We’ve just started to sell children’s bike helmets at BikeKidShop.com. I’ve been doing some homework on a variety of issues and considerations surrounding kid’s bike helmets.
There are quite a few different ways for children to get involved in cycling and wearing a children’s bike helmet makes all of these much safer. Think about all of the ways kids can be involved with cycling. As passengers on bicycles kids can ride in bike child trailers, trailer-cycles, in bike child seats, on tandem stoker kits and on specialty bikes such as Bakfiets and the Zigo leader with front child passenger areas. When it comes to the different ways kids ride bike, there are starter devices like, balance bikes, tricycles and bicycles with training wheels.
All of these ways for children to be involved in cycling have their own measure of safety concerns. A good quality bike child helmet is a must-have for protecting your child’s head however it is that they ride a bike. Bike child helmets also serve to protect your children in other fast sports like skateboarding and rollerblading.
It is definitely worth the time to choose a bike helmet that your child enjoys wearing. With all the styles and colors available, your child should certainly be able to pick a helmet out that they like the look of. And with a range of sizes available, they should be able to find something that comfortably fits their noggin as well.
These days, there are quite a few features to consider when choosing a bike helmet. Fortunately, manufacturer like Bell Helmets and Giro Helmets are making great quality products that integrate all of the highest quality features into their helmets.
When choosing a helmet keep in mind the following features: size, fit, ventilation, and straps. Additional helmet features to be aware of are features such as adjustable fit systems, visors and built in lights.
Have a look at the following bike child helmet manufacturer pages on choosing bike helmets:
One of the most important issues to be aware of in choosing a children’s bike helmet is proper fit. Size categories for children’s helmets are generally broken down into the groupings of toddler helmets, child’s helmets and youth helmets. While these names are generally associated with age groups, the most important factor to consider is head size.
Bike Kid Shop uses these sizes to define the following head sizes:
- toddler: 18″ – 19.75″ (46-50 cm)
- child: 19.75″ – 21.5″ (50-54 cm)
- youth: 19.75″ – 22.5″ (50-57 cm)
Other kid’s cycling helmets are of the one-size-fits-all variety sized to fit heads ranging from 18″-22.5″ (46cm-57cm).
Beyond just the size of the helmet, making proper adjustments to the straps and pads can help insure that the helmet is both comfortable and able to provide the maximum safety protection in an accident. Cincinnati Children’s Organization offers up a useful five step set of instructions for fitting on a bicycle helmet. And here is another similar set of bike helmet fitting instructions. Or take a look at the video below.
Wearing bicycle helmets is not only a smart thing to do, in many states it is the law. Most bike helmet laws are targeted at children. The maximum age of these helmet laws vary.

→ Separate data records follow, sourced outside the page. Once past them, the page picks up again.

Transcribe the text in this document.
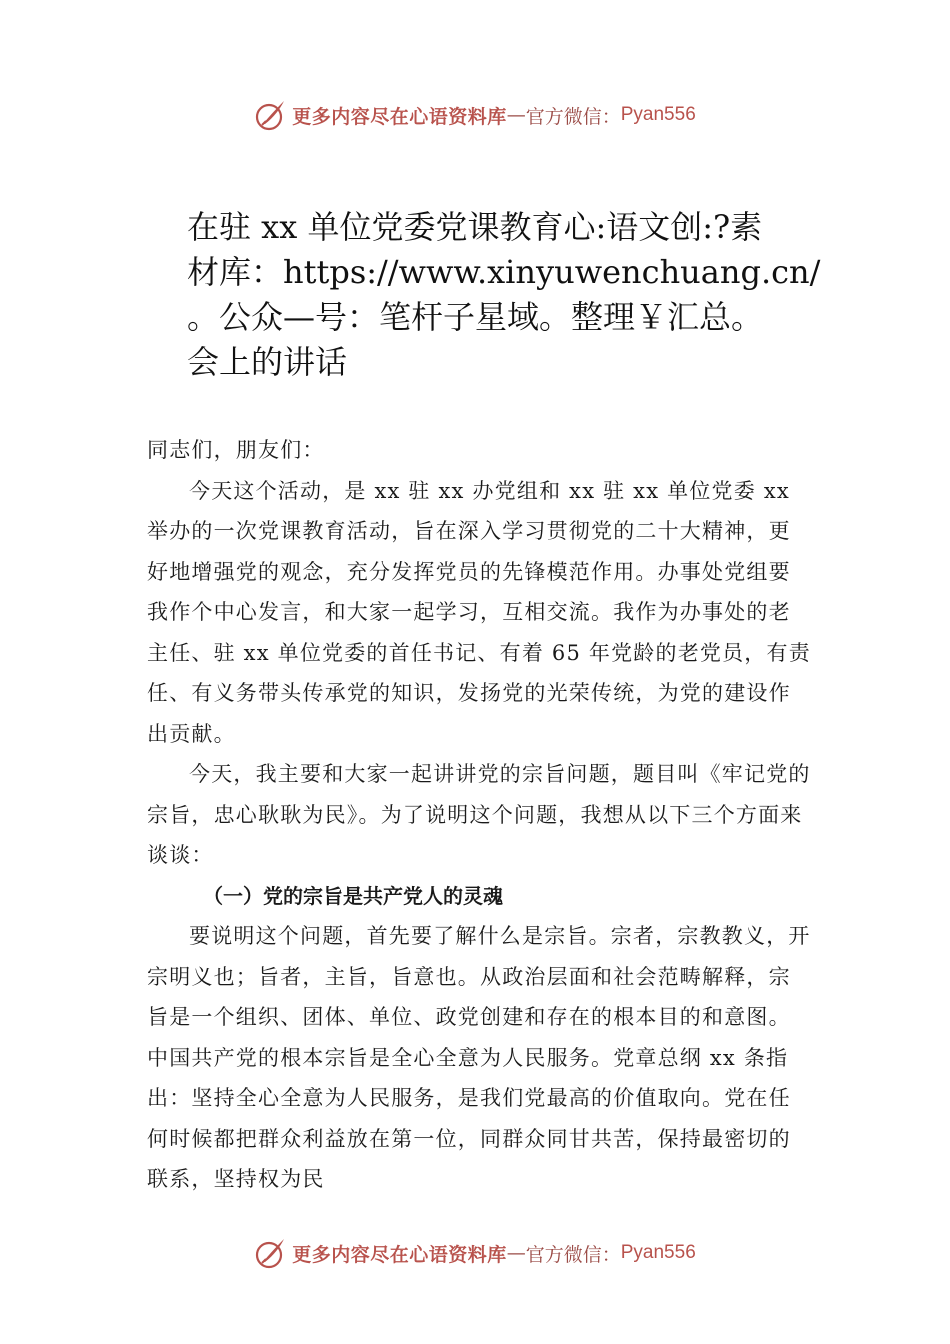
更多内容尽在心语资料库 — 官方微信： Pyan556
在驻 xx 单位党委党课教育心:语文创:?素
材库：https://www.xinyuwenchuang.cn/
。公众—号：笔杆子星域。整理￥汇总。
会上的讲话

同志们，朋友们：

今天这个活动，是 xx 驻 xx 办党组和 xx 驻 xx 单位党委 xx 举办的一次党课教育活动，旨在深入学习贯彻党的二十大精神，更好地增强党的观念，充分发挥党员的先锋模范作用。办事处党组要我作个中心发言，和大家一起学习，互相交流。我作为办事处的老主任、驻 xx 单位党委的首任书记、有着 65 年党龄的老党员，有责任、有义务带头传承党的知识，发扬党的光荣传统，为党的建设作出贡献。

今天，我主要和大家一起讲讲党的宗旨问题，题目叫《牢记党的宗旨，忠心耿耿为民》。为了说明这个问题，我想从以下三个方面来谈谈：

（一）党的宗旨是共产党人的灵魂

要说明这个问题，首先要了解什么是宗旨。宗者，宗教教义，开宗明义也；旨者，主旨，旨意也。从政治层面和社会范畴解释，宗旨是一个组织、团体、单位、政党创建和存在的根本目的和意图。中国共产党的根本宗旨是全心全意为人民服务。党章总纲 xx 条指出：坚持全心全意为人民服务，是我们党最高的价值取向。党在任何时候都把群众利益放在第一位，同群众同甘共苦，保持最密切的联系，坚持权为民

更多内容尽在心语资料库 — 官方微信： Pyan556
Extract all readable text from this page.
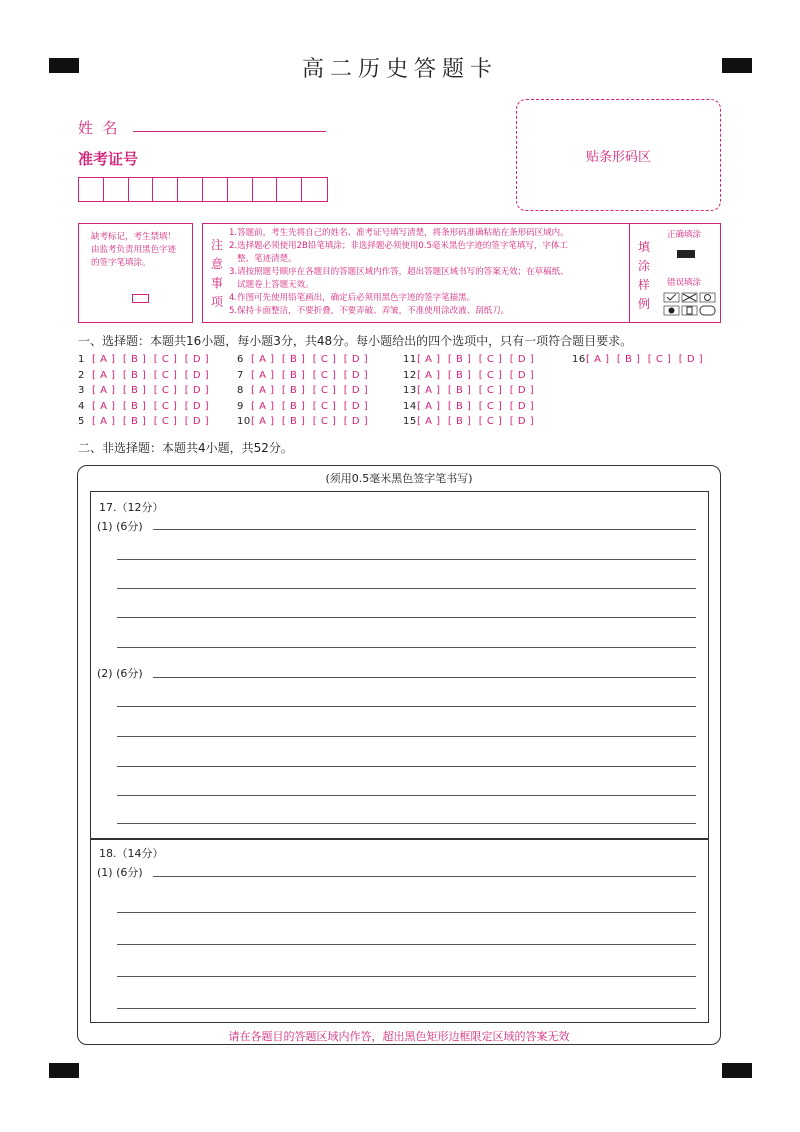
高二历史答题卡
姓  名
准考证号	贴条形码区
缺考标记，考生禁填！
由监考负责用黑色字迹
的签字笔填涂。
注
意
事
项
1.答题前，考生先将自己的姓名、准考证号填写清楚，将条形码准确粘贴在条形码区域内。
2.选择题必须使用2B铅笔填涂；非选择题必须使用0.5毫米黑色字迹的签字笔填写，字体工
整、笔迹清楚。
3.请按照题号顺序在各题目的答题区域内作答，超出答题区域书写的答案无效；在草稿纸、
试题卷上答题无效。
4.作图可先使用铅笔画出，确定后必须用黑色字迹的签字笔描黑。
5.保持卡面整洁，不要折叠，不要弄破、弄皱，不准使用涂改液、刮纸刀。
填
涂
样
例
正确填涂
错误填涂
一、选择题：本题共16小题，每小题3分，共48分。每小题给出的四个选项中，只有一项符合题目要求。
1 [ A ]  [ B ]  [ C ]  [ D ]
2 [ A ]  [ B ]  [ C ]  [ D ]
3 [ A ]  [ B ]  [ C ]  [ D ]
4 [ A ]  [ B ]  [ C ]  [ D ]
5 [ A ]  [ B ]  [ C ]  [ D ]
6 [ A ]  [ B ]  [ C ]  [ D ]
7 [ A ]  [ B ]  [ C ]  [ D ]
8 [ A ]  [ B ]  [ C ]  [ D ]
9 [ A ]  [ B ]  [ C ]  [ D ]
10[ A ]  [ B ]  [ C ]  [ D ]
11[ A ]  [ B ]  [ C ]  [ D ]
12[ A ]  [ B ]  [ C ]  [ D ]
13[ A ]  [ B ]  [ C ]  [ D ]
14[ A ]  [ B ]  [ C ]  [ D ]
15[ A ]  [ B ]  [ C ]  [ D ]
16[ A ]  [ B ]  [ C ]  [ D ]
二、非选择题：本题共4小题，共52分。
(须用0.5毫米黑色签字笔书写)
17.（12分）
(1) (6分)
(2) (6分)
18.（14分）
(1) (6分)
请在各题目的答题区域内作答，超出黑色矩形边框限定区域的答案无效
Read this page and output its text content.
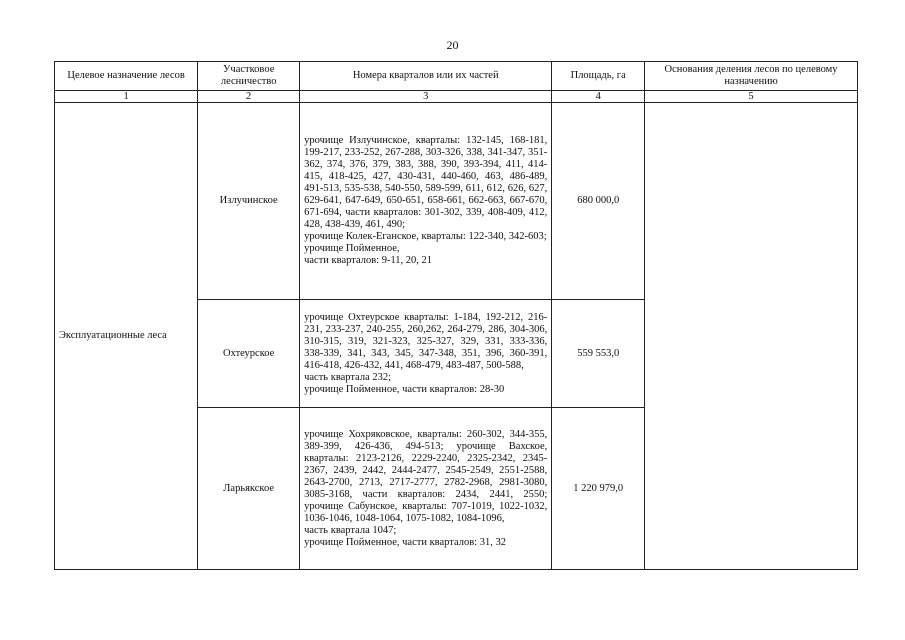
20
Целевое назначение лесов	Участковое лесничество	Номера кварталов или их частей	Площадь, га	Основания деления лесов по целевому назначению
1	2	3	4	5
Эксплуатационные леса	Излучинское	урочище Излучинское, кварталы: 132-145, 168-181, 199-217, 233-252, 267-288, 303-326, 338, 341-347, 351-362, 374, 376, 379, 383, 388, 390, 393-394, 411, 414-415, 418-425, 427, 430-431, 440-460, 463, 486-489, 491-513, 535-538, 540-550, 589-599, 611, 612, 626, 627, 629-641, 647-649, 650-651, 658-661, 662-663, 667-670, 671-694, части кварталов: 301-302, 339, 408-409, 412, 428, 438-439, 461, 490;
урочище Колек-Еганское, кварталы: 122-340, 342-603;
урочище Пойменное,
части кварталов: 9-11, 20, 21	680 000,0	
	Охтеурское	урочище Охтеурское кварталы: 1-184, 192-212, 216-231, 233-237, 240-255, 260,262, 264-279, 286, 304-306, 310-315, 319, 321-323, 325-327, 329, 331, 333-336, 338-339, 341, 343, 345, 347-348, 351, 396, 360-391, 416-418, 426-432, 441, 468-479, 483-487, 500-588,
часть квартала 232;
урочище Пойменное, части кварталов: 28-30	559 553,0	
	Ларьякское	урочище Хохряковское, кварталы: 260-302, 344-355, 389-399, 426-436, 494-513; урочище Вахское, кварталы: 2123-2126, 2229-2240, 2325-2342, 2345-2367, 2439, 2442, 2444-2477, 2545-2549, 2551-2588, 2643-2700, 2713, 2717-2777, 2782-2968, 2981-3080, 3085-3168, части кварталов: 2434, 2441, 2550; урочище Сабунское, кварталы: 707-1019, 1022-1032, 1036-1046, 1048-1064, 1075-1082, 1084-1096,
часть квартала 1047;
урочище Пойменное, части кварталов: 31, 32	1 220 979,0	
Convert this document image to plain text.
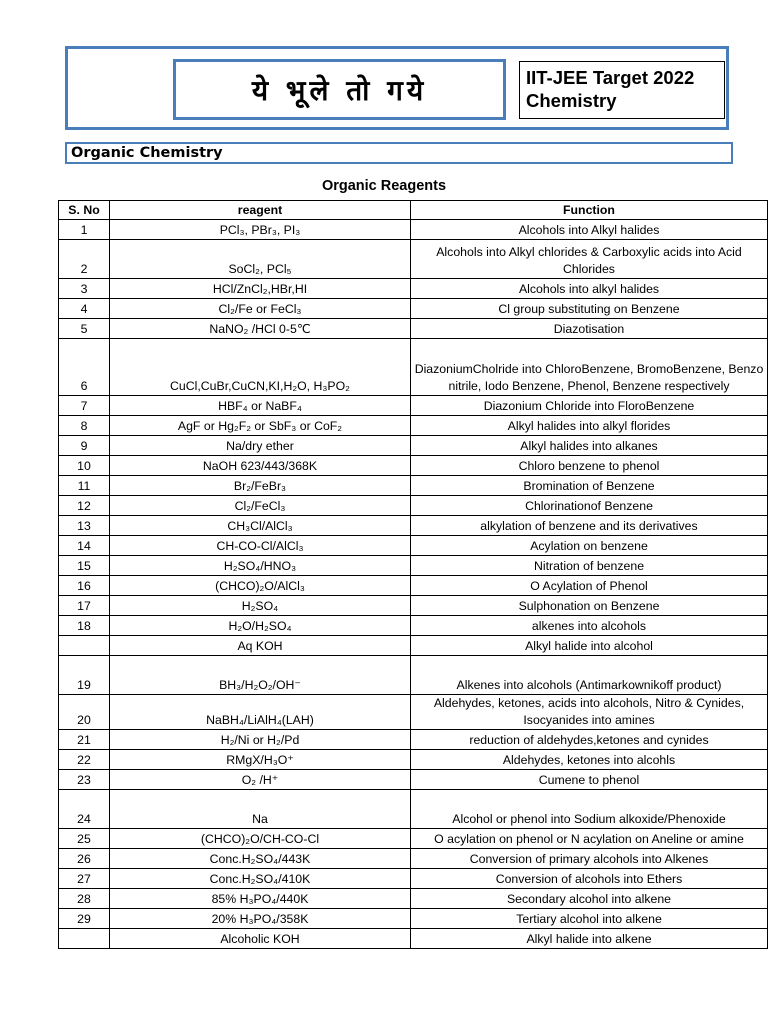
ये भूले तो गये	IIT-JEE Target 2022
Chemistry
Organic Chemistry
Organic Reagents
S. No	reagent	Function
1	PCl₃, PBr₃, PI₃	Alcohols into Alkyl halides
2	SoCl₂, PCl₅	Alcohols into Alkyl chlorides & Carboxylic acids into Acid Chlorides
3	HCl/ZnCl₂,HBr,HI	Alcohols into alkyl halides
4	Cl₂/Fe or FeCl₃	Cl group substituting on Benzene
5	NaNO₂ /HCl 0-5℃	Diazotisation
6	CuCl,CuBr,CuCN,KI,H₂O, H₃PO₂	DiazoniumCholride into ChloroBenzene, BromoBenzene, Benzo nitrile, Iodo Benzene, Phenol, Benzene respectively
7	HBF₄ or NaBF₄	Diazonium Chloride into FloroBenzene
8	AgF or Hg₂F₂ or SbF₃ or CoF₂	Alkyl halides into alkyl florides
9	Na/dry ether	Alkyl halides into alkanes
10	NaOH 623/443/368K	Chloro benzene to phenol
11	Br₂/FeBr₃	Bromination of Benzene
12	Cl₂/FeCl₃	Chlorinationof Benzene
13	CH₃Cl/AlCl₃	alkylation of benzene and its derivatives
14	CH-CO-Cl/AlCl₃	Acylation on benzene
15	H₂SO₄/HNO₃	Nitration of benzene
16	(CHCO)₂O/AlCl₃	O Acylation of Phenol
17	H₂SO₄	Sulphonation on Benzene
18	H₂O/H₂SO₄	alkenes into alcohols
	Aq KOH	Alkyl halide into alcohol
19	BH₃/H₂O₂/OH⁻	Alkenes into alcohols (Antimarkownikoff product)
20	NaBH₄/LiAlH₄(LAH)	Aldehydes, ketones, acids into alcohols, Nitro & Cynides, Isocyanides into amines
21	H₂/Ni or H₂/Pd	reduction of aldehydes,ketones and cynides
22	RMgX/H₃O⁺	Aldehydes, ketones into alcohls
23	O₂ /H⁺	Cumene to phenol
24	Na	Alcohol or phenol into Sodium alkoxide/Phenoxide
25	(CHCO)₂O/CH-CO-Cl	O acylation on phenol or N acylation on Aneline or amine
26	Conc.H₂SO₄/443K	Conversion of primary alcohols into Alkenes
27	Conc.H₂SO₄/410K	Conversion of alcohols into Ethers
28	85% H₃PO₄/440K	Secondary alcohol into alkene
29	20% H₃PO₄/358K	Tertiary alcohol into alkene
	Alcoholic KOH	Alkyl halide into alkene
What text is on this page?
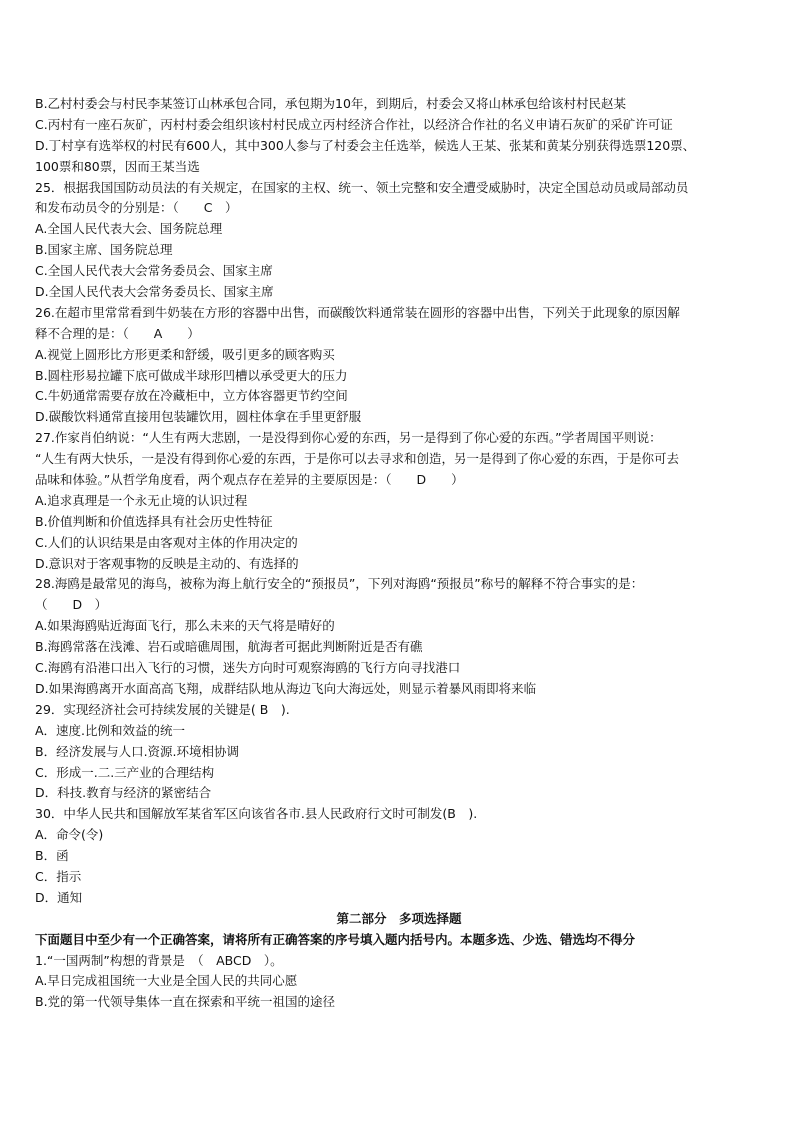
B.乙村村委会与村民李某签订山林承包合同，承包期为10年，到期后，村委会又将山林承包给该村村民赵某
C.丙村有一座石灰矿，丙村村委会组织该村村民成立丙村经济合作社，以经济合作社的名义申请石灰矿的采矿许可证
D.丁村享有选举权的村民有600人，其中300人参与了村委会主任选举，候选人王某、张某和黄某分别获得选票120票、
100票和80票，因而王某当选
25．根据我国国防动员法的有关规定，在国家的主权、统一、领土完整和安全遭受威胁时，决定全国总动员或局部动员
和发布动员令的分别是：（　　C　）
A.全国人民代表大会、国务院总理
B.国家主席、国务院总理
C.全国人民代表大会常务委员会、国家主席
D.全国人民代表大会常务委员长、国家主席
26.在超市里常常看到牛奶装在方形的容器中出售，而碳酸饮料通常装在圆形的容器中出售，下列关于此现象的原因解
释不合理的是：（　　A　　）
A.视觉上圆形比方形更柔和舒缓，吸引更多的顾客购买
B.圆柱形易拉罐下底可做成半球形凹槽以承受更大的压力
C.牛奶通常需要存放在冷藏柜中，立方体容器更节约空间
D.碳酸饮料通常直接用包装罐饮用，圆柱体拿在手里更舒服
27.作家肖伯纳说：“人生有两大悲剧，一是没得到你心爱的东西，另一是得到了你心爱的东西。”学者周国平则说：
“人生有两大快乐，一是没有得到你心爱的东西，于是你可以去寻求和创造，另一是得到了你心爱的东西，于是你可去
品味和体验。”从哲学角度看，两个观点存在差异的主要原因是：（　　D　　）
A.追求真理是一个永无止境的认识过程
B.价值判断和价值选择具有社会历史性特征
C.人们的认识结果是由客观对主体的作用决定的
D.意识对于客观事物的反映是主动的、有选择的
28.海鸥是最常见的海鸟，被称为海上航行安全的“预报员”，下列对海鸥“预报员”称号的解释不符合事实的是：
（　　D　）
A.如果海鸥贴近海面飞行，那么未来的天气将是晴好的
B.海鸥常落在浅滩、岩石或暗礁周围，航海者可据此判断附近是否有礁
C.海鸥有沿港口出入飞行的习惯，迷失方向时可观察海鸥的飞行方向寻找港口
D.如果海鸥离开水面高高飞翔，成群结队地从海边飞向大海远处，则显示着暴风雨即将来临
29．实现经济社会可持续发展的关键是( B　).
A．速度.比例和效益的统一
B．经济发展与人口.资源.环境相协调
C．形成一.二.三产业的合理结构
D．科技.教育与经济的紧密结合
30．中华人民共和国解放军某省军区向该省各市.县人民政府行文时可制发(B　).
A．命令(令)
B．函
C．指示
D．通知
第二部分　多项选择题
下面题目中至少有一个正确答案，请将所有正确答案的序号填入题内括号内。本题多选、少选、错选均不得分
1.“一国两制”构想的背景是　（　ABCD　）。
A.早日完成祖国统一大业是全国人民的共同心愿
B.党的第一代领导集体一直在探索和平统一祖国的途径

Here are several good resources for staying current of current laws regarding bicycle helmets in the US:
- Bicycle Helmet Safety Institute’s Helmet Law Chart
- Current US motorcycle and bicycle helmet laws
- Color coded map by state for bicycle helmet laws
While we are certainly major advocates of children (and everybody else) protecting their head while cycling with a bike helmet, it is worth noting that there are some complex issues to consider as regards to helmet laws. Many arguments have been proposed that bicycle helmet laws might contribute negatively to overall bicycle safety. Treehugger has an excellent post discussing the debate over bicycle helmet laws.
Their conclusions do an excellent job of summarizing the debate:
1. We need better biking infrastructure to separate us from stupid drivers. That is the lesson from the Netherlands, that we need more cyclists and better bike paths more than we need helmets.
2. Don’t confuse helmets with helmet legislation. I will concede the point that helmet legislation may cause a reduction in the number of cyclists, which can be counterproductive if we are trying to promote cycling. I might even go so far as to accuse governments of shifting responsibility to the heads of cyclists and away from the drivers of cars by putting cyclists in such lousy infrastructure with lousy drivers.
3. Helmets work. It is silly to say that they don’t; if you are going to crack your head into something they will protect it. If you don’t live in the Netherlands or Copenhagen or somewhere with lots of cyclists and a decent infrastructure, you should wear one.
4. Compromise? In Ontario, kids have to wear helmets, adults don’t. If you grow up with a helmet on your head or a seatbelt on your lap, you feel naked without it. Eventually, almost everyone will.
In agreeing with the fourth point above, I would say that the argument against helmet laws don’t hold as much weight when it comes to helmet laws specifically geared at children. Children are less able to make sound choices on their own about things such as helmet laws and are much less informed and able to take responsibility for their actions. In addition children may be at greater risk as they are less developed, physically and mentally, to handle some of the risks of cycling. I am interested to find out more about how the introduction of cycling laws impact ridership numbers. Do fewer kids ride bikes when helmet laws are introduced? And how well are the laws obeyed?